After considering profit on sale of investments and after providing Rs. 347 crore for taxes, the profit after tax for the quarter ended December 31, 2011 amounted to Rs. 981.25 crore as compared to Rs. 890.88 crore in the corresponding quarter last year.
Lending Operations
Loan approvals and disbursements for the nine months ended December 31, 2011 grew by 19% each compared to the corresponding period in the previous year.
As at December 31, 2011, the loan book stood at Rs. 1,32,208 crore as against Rs. 1,09,051 crore as at December 31, 2010. Individual loans sold during the preceding twelve months amounted to Rs. 4,221 crore. The growth in the individual loan book, inclusive of loans sold is 26% (20% net of loans sold). The growth in the total loan book inclusive of loans sold is 25% (21% net of loans sold).
As at December 31, 2011, the total loans outstanding in respect of loans sold stood at Rs. 13,484 crores. HDFC continues to service the loans sold under these transactions and is entitled to the residual interest on the loans sold. The residual interest on the individual loans sold is 1.55% p.a. and is accounted over the life of the loans.
Spreads and Net Interest Margins
The spread on loans over the cost of borrowings for the nine-month period ended December 31, 2011 stood at 2.27%. Net Interest Margins for the nine-month period ended December 31, 2011 was 4.3%
Investments
As at December 31, 2011, the unrealised gains on HDFC’s listed investments amounted to Rs. 19,139 crores. This excludes the appreciation in the value of unlisted investments.
Non-Performing Loans
Despite the challenging environment, this is the twenty-eighth consecutive quarter end at which the percentage of non-performing loans has been lower than the corresponding quarter in the previous year.
Gross non-performing loans as at December 31, 2011 amounted to Rs. 1,109 crore.
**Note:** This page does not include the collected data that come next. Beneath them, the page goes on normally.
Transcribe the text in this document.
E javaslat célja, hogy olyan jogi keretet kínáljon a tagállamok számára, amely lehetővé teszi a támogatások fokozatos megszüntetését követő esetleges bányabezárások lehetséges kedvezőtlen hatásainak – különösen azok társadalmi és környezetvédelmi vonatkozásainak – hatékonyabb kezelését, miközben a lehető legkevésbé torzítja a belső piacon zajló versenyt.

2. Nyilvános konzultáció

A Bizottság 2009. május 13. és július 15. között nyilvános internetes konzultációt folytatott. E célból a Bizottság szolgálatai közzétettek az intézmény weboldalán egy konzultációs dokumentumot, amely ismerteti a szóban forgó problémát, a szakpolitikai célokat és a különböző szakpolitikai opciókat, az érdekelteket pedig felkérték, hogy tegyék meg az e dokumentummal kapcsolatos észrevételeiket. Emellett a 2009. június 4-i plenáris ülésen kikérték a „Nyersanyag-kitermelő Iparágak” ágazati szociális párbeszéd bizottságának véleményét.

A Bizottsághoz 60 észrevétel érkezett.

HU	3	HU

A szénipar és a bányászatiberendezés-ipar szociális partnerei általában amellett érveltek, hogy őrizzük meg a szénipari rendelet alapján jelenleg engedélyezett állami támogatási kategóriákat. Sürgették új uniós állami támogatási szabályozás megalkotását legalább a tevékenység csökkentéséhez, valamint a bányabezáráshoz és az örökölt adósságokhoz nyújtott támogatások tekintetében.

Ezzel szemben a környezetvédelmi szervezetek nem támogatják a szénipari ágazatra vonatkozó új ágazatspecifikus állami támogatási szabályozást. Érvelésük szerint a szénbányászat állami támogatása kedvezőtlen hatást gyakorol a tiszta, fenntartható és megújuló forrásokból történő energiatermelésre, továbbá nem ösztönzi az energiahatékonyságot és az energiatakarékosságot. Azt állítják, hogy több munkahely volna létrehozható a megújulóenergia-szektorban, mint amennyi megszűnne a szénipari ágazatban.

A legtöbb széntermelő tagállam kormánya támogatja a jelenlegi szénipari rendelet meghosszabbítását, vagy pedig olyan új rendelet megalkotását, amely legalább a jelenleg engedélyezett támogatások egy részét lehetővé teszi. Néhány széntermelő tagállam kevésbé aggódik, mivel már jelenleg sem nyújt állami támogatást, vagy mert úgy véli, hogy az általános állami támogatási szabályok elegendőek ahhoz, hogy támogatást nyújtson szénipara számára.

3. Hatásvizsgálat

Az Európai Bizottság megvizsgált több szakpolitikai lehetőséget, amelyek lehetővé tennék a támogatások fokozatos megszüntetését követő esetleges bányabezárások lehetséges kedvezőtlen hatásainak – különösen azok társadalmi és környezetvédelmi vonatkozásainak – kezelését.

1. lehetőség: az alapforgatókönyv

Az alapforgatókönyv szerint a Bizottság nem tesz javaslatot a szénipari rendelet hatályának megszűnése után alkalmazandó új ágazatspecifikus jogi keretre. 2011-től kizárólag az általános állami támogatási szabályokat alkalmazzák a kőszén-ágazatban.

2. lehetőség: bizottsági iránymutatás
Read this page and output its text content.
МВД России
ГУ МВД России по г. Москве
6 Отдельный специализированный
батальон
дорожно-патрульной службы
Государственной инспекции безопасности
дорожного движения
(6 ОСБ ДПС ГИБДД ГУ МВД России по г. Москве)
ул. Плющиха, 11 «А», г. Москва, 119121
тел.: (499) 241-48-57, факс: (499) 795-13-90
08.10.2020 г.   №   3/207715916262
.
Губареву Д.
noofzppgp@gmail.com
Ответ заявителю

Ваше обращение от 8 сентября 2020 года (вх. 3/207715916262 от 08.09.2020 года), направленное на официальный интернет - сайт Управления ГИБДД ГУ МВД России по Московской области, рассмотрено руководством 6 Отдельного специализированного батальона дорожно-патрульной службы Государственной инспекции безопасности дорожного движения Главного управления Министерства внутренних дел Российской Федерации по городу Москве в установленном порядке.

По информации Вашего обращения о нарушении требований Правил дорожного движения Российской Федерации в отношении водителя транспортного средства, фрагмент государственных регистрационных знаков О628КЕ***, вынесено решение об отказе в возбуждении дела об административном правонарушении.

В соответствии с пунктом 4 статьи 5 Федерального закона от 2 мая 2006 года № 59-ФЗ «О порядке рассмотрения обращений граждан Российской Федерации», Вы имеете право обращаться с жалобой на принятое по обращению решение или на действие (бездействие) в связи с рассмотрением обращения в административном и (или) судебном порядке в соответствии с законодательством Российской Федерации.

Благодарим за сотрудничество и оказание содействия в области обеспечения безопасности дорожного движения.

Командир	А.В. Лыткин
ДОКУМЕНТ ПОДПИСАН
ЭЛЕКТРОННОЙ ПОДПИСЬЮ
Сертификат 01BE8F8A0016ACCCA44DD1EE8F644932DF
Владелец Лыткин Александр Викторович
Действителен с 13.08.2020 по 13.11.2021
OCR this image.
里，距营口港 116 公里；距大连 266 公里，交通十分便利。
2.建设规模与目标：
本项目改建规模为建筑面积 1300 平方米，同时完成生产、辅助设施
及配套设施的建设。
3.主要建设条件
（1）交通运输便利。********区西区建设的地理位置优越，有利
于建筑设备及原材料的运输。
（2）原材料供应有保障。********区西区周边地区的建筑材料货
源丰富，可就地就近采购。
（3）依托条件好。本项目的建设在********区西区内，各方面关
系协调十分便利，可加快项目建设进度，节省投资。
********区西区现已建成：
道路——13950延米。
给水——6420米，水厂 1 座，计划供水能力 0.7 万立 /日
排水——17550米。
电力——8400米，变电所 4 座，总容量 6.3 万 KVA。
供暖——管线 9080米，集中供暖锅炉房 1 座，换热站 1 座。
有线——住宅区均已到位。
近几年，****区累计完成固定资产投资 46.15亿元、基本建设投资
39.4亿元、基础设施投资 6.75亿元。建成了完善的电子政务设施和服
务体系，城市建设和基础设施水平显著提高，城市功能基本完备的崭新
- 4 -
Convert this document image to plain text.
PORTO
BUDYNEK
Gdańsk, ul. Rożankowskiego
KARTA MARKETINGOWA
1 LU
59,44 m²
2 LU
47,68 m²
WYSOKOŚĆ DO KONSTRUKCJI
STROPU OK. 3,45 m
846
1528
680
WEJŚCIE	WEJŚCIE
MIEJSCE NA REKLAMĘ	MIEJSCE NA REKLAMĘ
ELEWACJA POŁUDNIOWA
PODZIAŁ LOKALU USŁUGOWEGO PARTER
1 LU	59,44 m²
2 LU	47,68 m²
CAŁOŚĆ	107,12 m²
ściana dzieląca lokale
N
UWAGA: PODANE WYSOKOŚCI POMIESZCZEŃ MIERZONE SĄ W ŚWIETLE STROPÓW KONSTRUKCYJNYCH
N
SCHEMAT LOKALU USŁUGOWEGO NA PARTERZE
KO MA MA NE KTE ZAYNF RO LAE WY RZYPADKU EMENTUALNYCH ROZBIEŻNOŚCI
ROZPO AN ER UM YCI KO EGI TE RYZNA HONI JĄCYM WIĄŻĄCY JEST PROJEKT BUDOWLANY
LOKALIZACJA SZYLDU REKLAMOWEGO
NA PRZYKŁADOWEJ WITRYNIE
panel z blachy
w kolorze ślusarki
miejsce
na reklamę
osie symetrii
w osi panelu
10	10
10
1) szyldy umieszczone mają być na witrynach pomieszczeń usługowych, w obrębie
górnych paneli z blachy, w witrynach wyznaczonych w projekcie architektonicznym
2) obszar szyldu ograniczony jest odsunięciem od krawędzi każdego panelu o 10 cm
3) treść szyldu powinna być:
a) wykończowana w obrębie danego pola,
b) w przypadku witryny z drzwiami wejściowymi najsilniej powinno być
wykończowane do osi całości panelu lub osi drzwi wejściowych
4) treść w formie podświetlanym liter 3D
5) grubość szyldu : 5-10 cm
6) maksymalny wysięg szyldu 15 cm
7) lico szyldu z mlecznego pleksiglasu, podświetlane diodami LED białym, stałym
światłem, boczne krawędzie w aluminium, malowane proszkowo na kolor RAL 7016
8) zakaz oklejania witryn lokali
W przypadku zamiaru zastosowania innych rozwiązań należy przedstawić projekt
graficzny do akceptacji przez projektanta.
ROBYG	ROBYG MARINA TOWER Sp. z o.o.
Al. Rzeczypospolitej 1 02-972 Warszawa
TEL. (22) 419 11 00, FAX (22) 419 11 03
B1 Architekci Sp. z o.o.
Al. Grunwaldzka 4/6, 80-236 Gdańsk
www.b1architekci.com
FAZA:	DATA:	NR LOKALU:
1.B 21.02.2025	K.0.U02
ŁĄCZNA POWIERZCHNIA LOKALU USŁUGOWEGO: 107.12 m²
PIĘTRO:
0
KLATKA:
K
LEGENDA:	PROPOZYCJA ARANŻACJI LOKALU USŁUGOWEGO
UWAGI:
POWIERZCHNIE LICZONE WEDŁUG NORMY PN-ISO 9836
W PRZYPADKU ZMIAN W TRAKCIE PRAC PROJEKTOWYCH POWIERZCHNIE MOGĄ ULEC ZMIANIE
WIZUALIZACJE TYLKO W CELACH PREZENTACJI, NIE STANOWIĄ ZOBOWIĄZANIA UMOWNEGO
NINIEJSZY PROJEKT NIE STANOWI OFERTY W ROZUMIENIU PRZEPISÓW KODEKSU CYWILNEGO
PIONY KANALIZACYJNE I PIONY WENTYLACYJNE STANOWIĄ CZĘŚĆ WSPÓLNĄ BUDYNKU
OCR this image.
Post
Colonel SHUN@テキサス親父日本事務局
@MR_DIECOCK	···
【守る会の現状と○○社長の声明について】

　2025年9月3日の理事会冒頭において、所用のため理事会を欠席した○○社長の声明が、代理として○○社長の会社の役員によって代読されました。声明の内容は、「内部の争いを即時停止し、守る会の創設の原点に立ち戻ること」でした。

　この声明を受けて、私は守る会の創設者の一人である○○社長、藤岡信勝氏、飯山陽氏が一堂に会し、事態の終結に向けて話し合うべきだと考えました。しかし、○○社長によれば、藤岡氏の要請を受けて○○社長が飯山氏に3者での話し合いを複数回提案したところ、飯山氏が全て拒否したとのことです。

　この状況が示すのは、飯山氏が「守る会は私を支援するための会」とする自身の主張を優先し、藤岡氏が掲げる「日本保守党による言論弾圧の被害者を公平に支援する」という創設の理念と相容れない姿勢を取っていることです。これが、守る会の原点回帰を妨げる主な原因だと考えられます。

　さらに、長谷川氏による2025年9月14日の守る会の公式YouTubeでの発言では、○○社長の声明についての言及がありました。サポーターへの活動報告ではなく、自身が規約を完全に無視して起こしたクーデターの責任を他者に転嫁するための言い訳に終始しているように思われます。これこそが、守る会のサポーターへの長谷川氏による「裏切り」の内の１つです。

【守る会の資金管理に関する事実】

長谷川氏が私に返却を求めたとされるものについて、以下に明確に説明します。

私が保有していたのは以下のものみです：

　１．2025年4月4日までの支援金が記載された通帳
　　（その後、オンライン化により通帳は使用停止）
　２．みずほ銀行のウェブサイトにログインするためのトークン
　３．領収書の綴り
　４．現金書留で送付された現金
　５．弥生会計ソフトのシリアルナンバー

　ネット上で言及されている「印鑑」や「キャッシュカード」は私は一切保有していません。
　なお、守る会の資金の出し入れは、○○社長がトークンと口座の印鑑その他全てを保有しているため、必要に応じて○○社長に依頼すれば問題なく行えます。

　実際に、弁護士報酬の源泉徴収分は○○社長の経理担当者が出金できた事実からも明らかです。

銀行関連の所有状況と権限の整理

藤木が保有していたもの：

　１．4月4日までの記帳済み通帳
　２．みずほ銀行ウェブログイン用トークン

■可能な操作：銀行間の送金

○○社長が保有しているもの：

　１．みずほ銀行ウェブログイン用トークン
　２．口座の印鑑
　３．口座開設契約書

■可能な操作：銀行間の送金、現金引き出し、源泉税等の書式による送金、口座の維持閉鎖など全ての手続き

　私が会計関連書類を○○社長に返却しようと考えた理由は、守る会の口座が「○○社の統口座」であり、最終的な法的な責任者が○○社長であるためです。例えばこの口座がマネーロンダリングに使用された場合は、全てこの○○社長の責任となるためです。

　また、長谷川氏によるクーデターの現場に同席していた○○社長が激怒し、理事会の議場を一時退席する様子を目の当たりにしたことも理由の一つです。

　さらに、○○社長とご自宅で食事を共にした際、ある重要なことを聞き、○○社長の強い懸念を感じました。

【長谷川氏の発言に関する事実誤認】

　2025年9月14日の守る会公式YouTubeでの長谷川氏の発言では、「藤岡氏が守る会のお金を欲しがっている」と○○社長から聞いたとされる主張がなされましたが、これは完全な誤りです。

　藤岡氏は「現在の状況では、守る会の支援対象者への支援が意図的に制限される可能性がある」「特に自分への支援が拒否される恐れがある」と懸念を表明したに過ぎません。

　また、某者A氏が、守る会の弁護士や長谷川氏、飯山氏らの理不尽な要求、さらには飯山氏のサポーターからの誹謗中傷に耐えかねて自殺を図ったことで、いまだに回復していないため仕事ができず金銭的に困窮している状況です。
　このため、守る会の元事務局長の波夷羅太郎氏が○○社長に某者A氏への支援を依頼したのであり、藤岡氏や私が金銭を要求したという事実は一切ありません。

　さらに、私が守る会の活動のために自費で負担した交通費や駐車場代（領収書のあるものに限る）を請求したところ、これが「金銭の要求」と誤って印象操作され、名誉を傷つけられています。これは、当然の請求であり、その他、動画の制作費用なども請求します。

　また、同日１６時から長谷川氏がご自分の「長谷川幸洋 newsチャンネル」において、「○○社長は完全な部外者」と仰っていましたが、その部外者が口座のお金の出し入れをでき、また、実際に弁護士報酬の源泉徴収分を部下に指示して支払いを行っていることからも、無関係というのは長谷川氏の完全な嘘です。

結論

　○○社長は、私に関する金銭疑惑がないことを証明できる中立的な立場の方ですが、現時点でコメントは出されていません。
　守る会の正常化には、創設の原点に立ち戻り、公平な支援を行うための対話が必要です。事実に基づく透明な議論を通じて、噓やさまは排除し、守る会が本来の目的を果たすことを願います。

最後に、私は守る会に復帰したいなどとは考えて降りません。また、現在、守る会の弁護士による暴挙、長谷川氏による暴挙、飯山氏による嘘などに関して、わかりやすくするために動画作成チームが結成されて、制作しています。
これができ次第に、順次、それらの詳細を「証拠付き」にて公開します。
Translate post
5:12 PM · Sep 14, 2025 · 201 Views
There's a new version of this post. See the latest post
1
This is equivalent to 0.82% of the loan portfolio (previous year – 0.85%).
In terms of the prudential norms as stipulated by the National Housing Bank, the Corporation is required to carry a provision of Rs. 1,229 crore, which includes the provisioning of Rs. 440 crore on standard assets in respect of housing loans granted under the Dual Rate Home Loan Scheme.
The balance in the provision for contingencies account as at December 31, 2011 stood at Rs. 1,584 crore, which is equivalent to 1.17% of the portfolio.
CAPITAL ADEQUACY RATIO
HDFC’s capital adequacy ratio stood at 13.9% of the risk weighted assets, as against the minimum requirement of 12%. Tier 1 capital adequacy was 11.9% as against a minimum requirement of 6%.
DISTRIBUTION NETWORK
HDFC’s distribution network spans 304 outlets, which include 74 offices of HDFC’s distribution company, HDFC Sales Private Limited (HSPL). In addition, HDFC covers over 90 locations through its outreach programmes. Distribution channels form an integral part of the distribution network with home loans being distributed through HSPL, HDFC Bank Limited and other third party selling associates.
To cater to non-resident Indians, HDFC has offices in London, Dubai and Singapore and service associates in Kuwait, Oman, Qatar, Sharjah, Abu Dhabi and Saudi Arabia – Al Khobar, Jeddah and Riyadh.